Conservative activist Robby Starbuck has settled his lawsuit against Meta over claims its AI chatbot defamed him, falsely linking him to Jan. 6 and other discredited narratives. As part of the deal, he’ll advise Meta on reducing political bias and misinformation in its AI models.

Key Details:

  • Starbuck sued Meta in April after its AI chatbot allegedly labeled him a “White nationalist” who was arrested on Jan. 6 and suggested he should lose custody of his children.
  • As part of the settlement, Starbuck will work with Meta’s Product Policy team to improve AI fairness and accuracy, especially on political and ideological topics.
  • The deal follows Meta’s January decision under President Donald Trump’s administration to scrap its DEI policies, part of broader efforts to address concerns about anti-conservative bias.

Diving Deeper:

The dispute began in August 2024 when an X user surfaced several examples of Meta’s AI chatbot spreading damaging misinformation about Robby Starbuck. Among the claims: that he participated in the Jan. 6 Capitol riot, was connected to QAnon, and opposed vaccines. Starbuck’s own investigation uncovered more falsehoods, leading him to pursue legal action after attempts to resolve the matter privately with Meta failed.

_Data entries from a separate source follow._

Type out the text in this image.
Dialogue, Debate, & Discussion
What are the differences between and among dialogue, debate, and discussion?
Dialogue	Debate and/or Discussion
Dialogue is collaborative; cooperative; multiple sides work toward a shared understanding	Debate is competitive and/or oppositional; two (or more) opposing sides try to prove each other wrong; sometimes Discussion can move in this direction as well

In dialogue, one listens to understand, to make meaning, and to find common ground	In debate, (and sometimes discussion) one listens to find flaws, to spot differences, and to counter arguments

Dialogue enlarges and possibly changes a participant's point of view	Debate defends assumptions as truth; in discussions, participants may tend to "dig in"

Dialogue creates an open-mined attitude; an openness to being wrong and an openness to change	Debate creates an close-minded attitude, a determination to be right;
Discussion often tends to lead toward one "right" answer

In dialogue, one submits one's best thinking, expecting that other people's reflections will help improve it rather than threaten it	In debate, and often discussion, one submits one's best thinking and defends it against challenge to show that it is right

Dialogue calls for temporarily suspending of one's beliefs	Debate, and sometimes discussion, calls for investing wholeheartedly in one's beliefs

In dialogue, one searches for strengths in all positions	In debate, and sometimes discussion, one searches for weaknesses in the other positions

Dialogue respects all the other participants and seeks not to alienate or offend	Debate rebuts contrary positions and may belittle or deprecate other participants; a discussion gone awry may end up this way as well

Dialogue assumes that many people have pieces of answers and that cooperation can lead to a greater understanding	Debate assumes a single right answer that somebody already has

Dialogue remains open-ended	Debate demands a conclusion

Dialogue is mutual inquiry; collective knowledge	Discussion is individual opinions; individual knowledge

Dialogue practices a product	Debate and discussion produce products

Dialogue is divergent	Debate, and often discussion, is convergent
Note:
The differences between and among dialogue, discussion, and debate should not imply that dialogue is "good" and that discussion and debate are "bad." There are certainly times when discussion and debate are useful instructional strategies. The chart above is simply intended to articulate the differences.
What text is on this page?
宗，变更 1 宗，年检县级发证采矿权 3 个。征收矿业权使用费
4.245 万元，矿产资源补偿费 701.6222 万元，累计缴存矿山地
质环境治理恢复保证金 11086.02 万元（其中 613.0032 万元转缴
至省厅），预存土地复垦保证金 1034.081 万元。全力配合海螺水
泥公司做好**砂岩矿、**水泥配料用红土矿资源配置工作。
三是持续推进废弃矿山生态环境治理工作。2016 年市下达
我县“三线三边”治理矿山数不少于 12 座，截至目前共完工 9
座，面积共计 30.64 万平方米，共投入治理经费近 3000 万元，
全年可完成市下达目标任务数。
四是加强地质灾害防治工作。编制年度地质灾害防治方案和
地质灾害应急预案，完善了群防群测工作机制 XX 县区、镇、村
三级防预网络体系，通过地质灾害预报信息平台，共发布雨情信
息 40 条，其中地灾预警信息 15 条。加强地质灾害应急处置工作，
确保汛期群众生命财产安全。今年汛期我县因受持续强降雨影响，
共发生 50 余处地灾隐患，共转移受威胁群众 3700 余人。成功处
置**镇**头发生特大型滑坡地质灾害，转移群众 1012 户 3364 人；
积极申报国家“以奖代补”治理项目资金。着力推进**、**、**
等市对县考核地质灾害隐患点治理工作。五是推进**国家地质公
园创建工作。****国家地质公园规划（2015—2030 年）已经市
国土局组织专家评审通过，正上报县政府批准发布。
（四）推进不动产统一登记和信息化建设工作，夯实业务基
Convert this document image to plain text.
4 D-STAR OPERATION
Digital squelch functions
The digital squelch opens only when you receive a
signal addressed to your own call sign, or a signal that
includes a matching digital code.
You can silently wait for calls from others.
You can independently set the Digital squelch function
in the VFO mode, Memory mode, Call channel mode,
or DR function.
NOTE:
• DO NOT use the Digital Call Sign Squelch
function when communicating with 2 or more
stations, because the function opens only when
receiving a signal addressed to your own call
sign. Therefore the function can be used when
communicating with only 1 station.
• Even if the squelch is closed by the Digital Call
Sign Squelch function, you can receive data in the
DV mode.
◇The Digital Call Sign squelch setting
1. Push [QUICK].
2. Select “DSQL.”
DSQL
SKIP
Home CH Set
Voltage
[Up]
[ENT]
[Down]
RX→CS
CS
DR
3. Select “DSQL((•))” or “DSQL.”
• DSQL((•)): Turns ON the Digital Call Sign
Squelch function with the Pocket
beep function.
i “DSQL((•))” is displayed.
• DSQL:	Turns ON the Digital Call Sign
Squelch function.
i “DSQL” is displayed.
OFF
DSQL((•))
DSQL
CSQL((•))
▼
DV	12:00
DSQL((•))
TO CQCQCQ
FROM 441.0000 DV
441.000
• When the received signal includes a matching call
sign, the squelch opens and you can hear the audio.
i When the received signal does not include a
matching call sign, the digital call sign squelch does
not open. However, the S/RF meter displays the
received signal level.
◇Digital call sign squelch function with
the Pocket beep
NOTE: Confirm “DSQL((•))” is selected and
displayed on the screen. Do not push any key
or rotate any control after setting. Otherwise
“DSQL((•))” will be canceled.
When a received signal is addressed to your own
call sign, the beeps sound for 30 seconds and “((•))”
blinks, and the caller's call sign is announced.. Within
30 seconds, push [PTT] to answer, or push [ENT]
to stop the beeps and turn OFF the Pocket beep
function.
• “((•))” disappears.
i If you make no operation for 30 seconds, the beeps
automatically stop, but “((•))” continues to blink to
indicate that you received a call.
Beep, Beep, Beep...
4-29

Filed in Delaware Superior Court, the lawsuit alleged defamation and reputational harm, noting the AI went so far as to recommend he lose custody of his children on grounds that he was a “danger” to them. Starbuck — known for his activism against DEI initiatives — framed the case as a broader warning about the dangers of political bias embedded in artificial intelligence systems.

Under the settlement, Starbuck will now have a formal role advising Meta’s Product Policy team, a move both sides say will strengthen the accuracy of Meta AI and help curb ideological slants. “I’m extraordinarily pleased with how Meta and I resolved this issue,” Starbuck told Fox News Digital. “Resolving this is going to result in big wins that I believe will set an example for ethical AI across the industry.”

Meta has faced similar bias accusations as other AI developers. Google’s Gemini, for example, was criticized for portraying Memorial Day as controversial and producing racially inaccurate historical images. OpenAI’s ChatGPT was previously caught refusing to praise Donald Trump while readily praising Kamala Harris or Joe Biden — an imbalance the company later pledged to address.

Since President Trump’s return to the White House, Meta has taken steps to address perceived anti-conservative leanings. In January, it ended DEI programs and elevated Joel Kaplan, a former Republican political strategist, as chief global affairs officer. Kaplan argued the move would ensure the company recruits “the most talented people” without ideological filters.

Starbuck said he intends to use his new position to protect Americans of all political affiliations from AI bias but emphasized that ensuring fairness for conservatives will remain his top priority. “I think a tech leader like Meta working with me is a critically important step to producing a product that’s fair to everyone,” he said. “What we do to improve AI training could become an industry standard.”